Texte de Henri Irénée Marrou [1], publié comme Libre opinion dans Le Monde du 5 avril 1956.

Je ne suis ni journaliste professionnel ni homme politique ; je témoigne ici en simple citoyen que sa conscience tourmente et qui constate n’être pas le seul à éprouver cette lourde gêne, cette inquiétude, cette angoisse. [...]

Il n’est pas nécessaire d’aller chercher bien loin des raisons de s’indigner ; laissons le passé et les occasions perdues ; le présent suffit bien à notre angoisse. Je ne prononcerai que trois mots, assez chargés de sens : camps de concentration, torture et répression collective.

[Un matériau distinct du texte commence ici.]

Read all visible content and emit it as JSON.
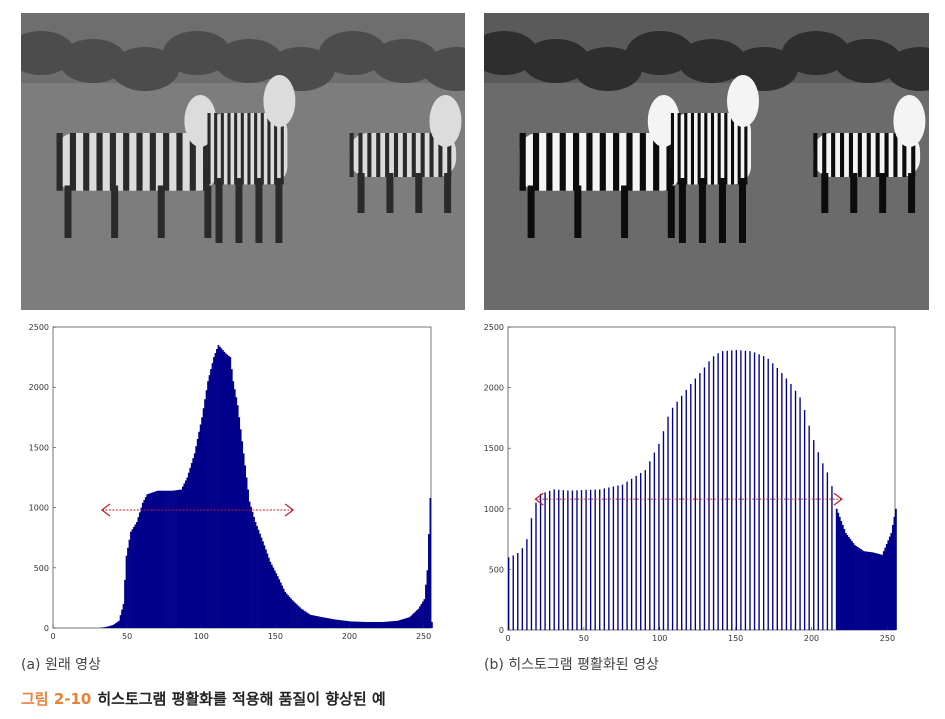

Je ne veux scandaliser personne et ne prononcerai pas à la légère les noms sacrés de Dachau et Buchenwald ; il me suffira, hélas ! d’en prononcer un autre, déjà bien lourd à porter : nous, Français, avions déjà sur la conscience le camp de Gurs, et nous savons, n’ayant pas d’excuse, de quelles abominations, de quelles souffrances, au surplus toujours politiquement inutiles, s’accompagnent le recrutement de « suspects » et leur abandon aux démences concentrationnaires.

Passant à la torture, je ne puis évidemment parler de « Gestapo » ; partout en Algérie, la chose n’est niée par personne, ont été installés de véritables laboratoires de torture, avec baignoire électrique et tout ce qu’il faut, et cela est une honte pour le pays de la Révolution française et de l’affaire Dreyfus : je ne puis sans frémir penser au jour où je fus chargé de représenter le gouvernement de la République à une exposition organisée au musée Galliera, par l’Unesco, en l’honneur de la Déclaration des droits de l’homme ; il y avait là tout un panneau consacré à l’abolition, et non, ô hypocrisie, au renouveau de la torture judiciaire.

Et que dire enfin de la répression collective, car de quelque nom qu’on la décore - ratissage, démonstration aérienne « qui fait plus de peur que de mal » (bien sûr les victimes ne se chiffrent que par dizaines, ce n’est pas Hiroshima !) - l’opération consiste toujours à frapper indistinctement innocents et coupables, combattants et désarmés. On ne « venge » pas un assassinat par de tels crimes, car ce sont là des crimes. [...]

Oui, la grandeur française est en péril. Je m’adresse à tous ceux qui, comme moi, professeur, sont des éducateurs, qui, comme moi, ont des enfants et des petits-enfants : il faut que nous puissions leur parler, sans être couverts d’humiliation, d’Oradour et des procès de Nuremberg. [...]

Oui, avant qu’on soit engagé plus avant dans le cycle infernal du terrorisme et des représailles, il faut que chacun de nous entende au plus profond, au plus sincère de son coeur, le cri de nos pères : « La patrie est en danger ! »

A la suite de la publication de ce texte, Henri Marrou a eu droit à des perquisitions de la DST à son domicile et à l’ironie du ministre de l’Intérieur, Bourgès-Maunoury, sur les « chers professeurs ».

[1Henri-Irénée Marrou (1904 - 1977), historien, spécialiste de l’Antiquité chrétienne - les Pères de l’Église, particulièrement saint Augustin.

Ami d’Emmanuel Mounier, il collabore dès 1933 à la revue « Esprit ».
Pendant la seconde guerre mondiale, il s’engage dans la Résistance avec « Témoignage Chrétien ». Pendant la guerre d’Algérie il dénonce l’usage de la torture et œuvre pour la paix.